When the sun touched fires pandering the solemn,
to a graveyard lost in angel-blessing’s eyes.

When the spoken word left nothing in a memory,
and the swollen skies left tears for the unknown.

When the holy clouds opened up but shed no sorrow,
and the seeds of generations were never sewn.

Perhaps the God that you had dreamt of felt no pity,
for a beggar on his knees who prayed with scorn.

To the shadows of a world you left in tatters,
protected you from every other single storm.

And yet the stolen respiration you’d been searching,
spent no remorse when you asked yet again for more.

And the ravens that you called the end of your enchantment,
pecked and pleaded, “won’t you please open your door.”

When you refused all the light you had been given,
and told yourself that you would still be less than lost.

When you realized that nothing else could save your soul, dear,
when was it that you took in what it had cost?

And my God, I swear, He might see fit to forgive you,
for all the charity that you have paid yourself.

But I find myself less likely to release your blame,
because I only asked your smile and nothing less.

When you destroyed all the things I felt near and dear to,
and then you mentioned that it hadn’t been your fault.

I spent my nights wondering how to hurt you,
and all my days suffocating my resolve.

When the sky fell and the earth you burned before you,
was nothing more than ashes, burning to the ground.

Did you ever wonder if you might have an addiction,
to the poisons you set every time you turned around?

I might ask that maybe when I pass you on the corner,
that you avert your eyes and stare down at your feet.

But you don’t deserve the recognition that might grant you,
nor the pleasure of knowing that you destroyed me.

So when you rise to the Gates and Peter passes judgment,
and when God gives you your list of all your sin.

You might understand the gravity of your situation,
and all of the people that you hurt when you win.

And when the moon begins to shine for no other reason,
and the sun lets go of messages unknown.

And there is suddenly a beam of Heaven in the clouds again,
I’ll know, in my heart, that’s when you will be gone.

This began as basically a letter to no one in particular, but as I continued writing, I began thinking of everyone who had hurt me.
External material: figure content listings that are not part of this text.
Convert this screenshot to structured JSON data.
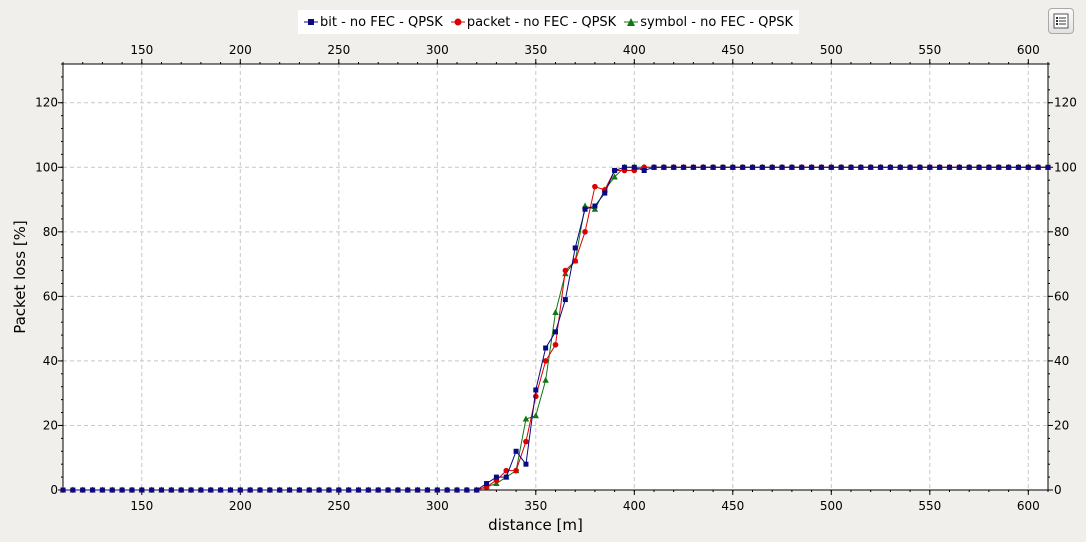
{
  "toolbar": {
    "menu_icon": "list-icon"
  },
  "colors": {
    "bit": "#0a0a80",
    "packet": "#dd0000",
    "symbol": "#117711",
    "grid": "#c8c8c8"
  },
  "chart_data": {
    "type": "line",
    "title": "",
    "xlabel": "distance [m]",
    "ylabel": "Packet loss [%]",
    "xlim": [
      110,
      610
    ],
    "ylim": [
      0,
      132
    ],
    "x_ticks": [
      150,
      200,
      250,
      300,
      350,
      400,
      450,
      500,
      550,
      600
    ],
    "y_ticks": [
      0,
      20,
      40,
      60,
      80,
      100,
      120
    ],
    "x_tick_labels": [
      "150",
      "200",
      "250",
      "300",
      "350",
      "400",
      "450",
      "500",
      "550",
      "600"
    ],
    "y_tick_labels": [
      "0",
      "20",
      "40",
      "60",
      "80",
      "100",
      "120"
    ],
    "grid": true,
    "secondary_axes": "top and right mirror the bottom and left axes",
    "legend_position": "top-center",
    "x": [
      110,
      115,
      120,
      125,
      130,
      135,
      140,
      145,
      150,
      155,
      160,
      165,
      170,
      175,
      180,
      185,
      190,
      195,
      200,
      205,
      210,
      215,
      220,
      225,
      230,
      235,
      240,
      245,
      250,
      255,
      260,
      265,
      270,
      275,
      280,
      285,
      290,
      295,
      300,
      305,
      310,
      315,
      320,
      325,
      330,
      335,
      340,
      345,
      350,
      355,
      360,
      365,
      370,
      375,
      380,
      385,
      390,
      395,
      400,
      405,
      410,
      415,
      420,
      425,
      430,
      435,
      440,
      445,
      450,
      455,
      460,
      465,
      470,
      475,
      480,
      485,
      490,
      495,
      500,
      505,
      510,
      515,
      520,
      525,
      530,
      535,
      540,
      545,
      550,
      555,
      560,
      565,
      570,
      575,
      580,
      585,
      590,
      595,
      600,
      605,
      610
    ],
    "series": [
      {
        "name": "bit - no FEC - QPSK",
        "marker": "square",
        "color": "#0a0a80",
        "values": [
          0,
          0,
          0,
          0,
          0,
          0,
          0,
          0,
          0,
          0,
          0,
          0,
          0,
          0,
          0,
          0,
          0,
          0,
          0,
          0,
          0,
          0,
          0,
          0,
          0,
          0,
          0,
          0,
          0,
          0,
          0,
          0,
          0,
          0,
          0,
          0,
          0,
          0,
          0,
          0,
          0,
          0,
          0,
          2,
          4,
          4,
          12,
          8,
          31,
          44,
          49,
          59,
          75,
          87,
          88,
          92,
          99,
          100,
          100,
          99,
          100,
          100,
          100,
          100,
          100,
          100,
          100,
          100,
          100,
          100,
          100,
          100,
          100,
          100,
          100,
          100,
          100,
          100,
          100,
          100,
          100,
          100,
          100,
          100,
          100,
          100,
          100,
          100,
          100,
          100,
          100,
          100,
          100,
          100,
          100,
          100,
          100,
          100,
          100,
          100,
          100
        ]
      },
      {
        "name": "packet - no FEC - QPSK",
        "marker": "circle",
        "color": "#dd0000",
        "values": [
          0,
          0,
          0,
          0,
          0,
          0,
          0,
          0,
          0,
          0,
          0,
          0,
          0,
          0,
          0,
          0,
          0,
          0,
          0,
          0,
          0,
          0,
          0,
          0,
          0,
          0,
          0,
          0,
          0,
          0,
          0,
          0,
          0,
          0,
          0,
          0,
          0,
          0,
          0,
          0,
          0,
          0,
          0,
          1,
          3,
          6,
          6,
          15,
          29,
          40,
          45,
          68,
          71,
          80,
          94,
          93,
          99,
          99,
          99,
          100,
          100,
          100,
          100,
          100,
          100,
          100,
          100,
          100,
          100,
          100,
          100,
          100,
          100,
          100,
          100,
          100,
          100,
          100,
          100,
          100,
          100,
          100,
          100,
          100,
          100,
          100,
          100,
          100,
          100,
          100,
          100,
          100,
          100,
          100,
          100,
          100,
          100,
          100,
          100,
          100,
          100
        ]
      },
      {
        "name": "symbol - no FEC - QPSK",
        "marker": "triangle",
        "color": "#117711",
        "values": [
          0,
          0,
          0,
          0,
          0,
          0,
          0,
          0,
          0,
          0,
          0,
          0,
          0,
          0,
          0,
          0,
          0,
          0,
          0,
          0,
          0,
          0,
          0,
          0,
          0,
          0,
          0,
          0,
          0,
          0,
          0,
          0,
          0,
          0,
          0,
          0,
          0,
          0,
          0,
          0,
          0,
          0,
          0,
          1,
          2,
          4,
          6,
          22,
          23,
          34,
          55,
          67,
          71,
          88,
          87,
          93,
          97,
          100,
          100,
          100,
          100,
          100,
          100,
          100,
          100,
          100,
          100,
          100,
          100,
          100,
          100,
          100,
          100,
          100,
          100,
          100,
          100,
          100,
          100,
          100,
          100,
          100,
          100,
          100,
          100,
          100,
          100,
          100,
          100,
          100,
          100,
          100,
          100,
          100,
          100,
          100,
          100,
          100,
          100,
          100,
          100
        ]
      }
    ]
  }
}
It became about them and all of the pent-up anger I had never told any of them about (being somewhat of a passifist…). Then it transformed again from the people I hate to people who hate in general.
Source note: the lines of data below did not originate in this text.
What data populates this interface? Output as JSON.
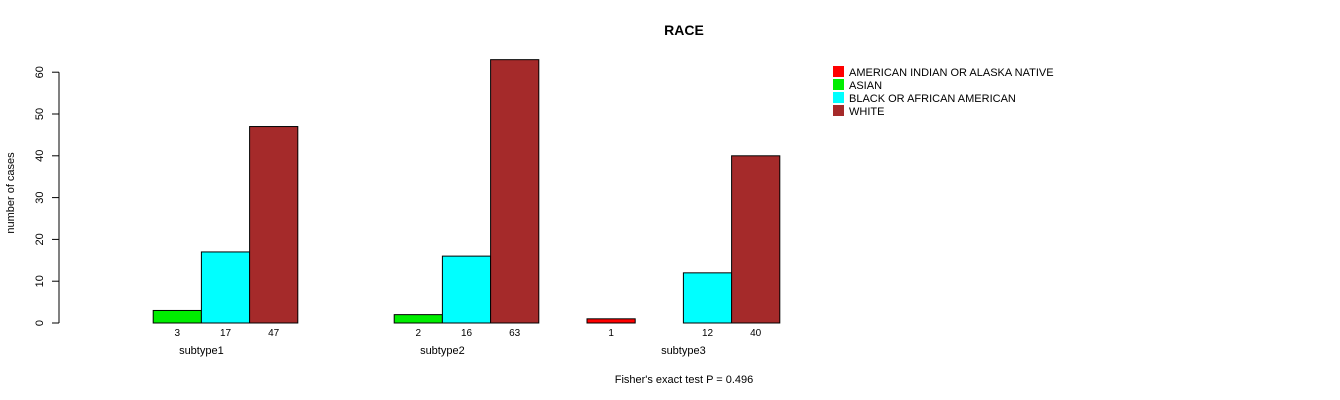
{
  "chart_data": {
    "type": "bar",
    "title": "RACE",
    "ylabel": "number of cases",
    "xlabel": "Fisher's exact test P = 0.496",
    "ylim": [
      0,
      60
    ],
    "yticks": [
      0,
      10,
      20,
      30,
      40,
      50,
      60
    ],
    "categories": [
      "subtype1",
      "subtype2",
      "subtype3"
    ],
    "series": [
      {
        "name": "AMERICAN INDIAN OR ALASKA NATIVE",
        "color": "#ff0000",
        "values": [
          0,
          0,
          1
        ]
      },
      {
        "name": "ASIAN",
        "color": "#00ee00",
        "values": [
          3,
          2,
          0
        ]
      },
      {
        "name": "BLACK OR AFRICAN AMERICAN",
        "color": "#00ffff",
        "values": [
          17,
          16,
          12
        ]
      },
      {
        "name": "WHITE",
        "color": "#a52a2a",
        "values": [
          47,
          63,
          40
        ]
      }
    ],
    "legend_position": "top-right",
    "grid": false
  }
}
It evolved into a poem about intolerance, and the idea that no one who hates will ever do any good in this world. It became about the Holocaust and about human rights. It became about freedom and love, and spreading the love around. The message switched from hating your enemies to loving everyone just as they are. Talk about an oxymoron.

But it’s the truth. The world would be a better place if no one spread the poison of hate around. If people just allowed others to live their lives, and peace became the norm. But hey, I’m an optimist.

I guess I’m supposed to think that way.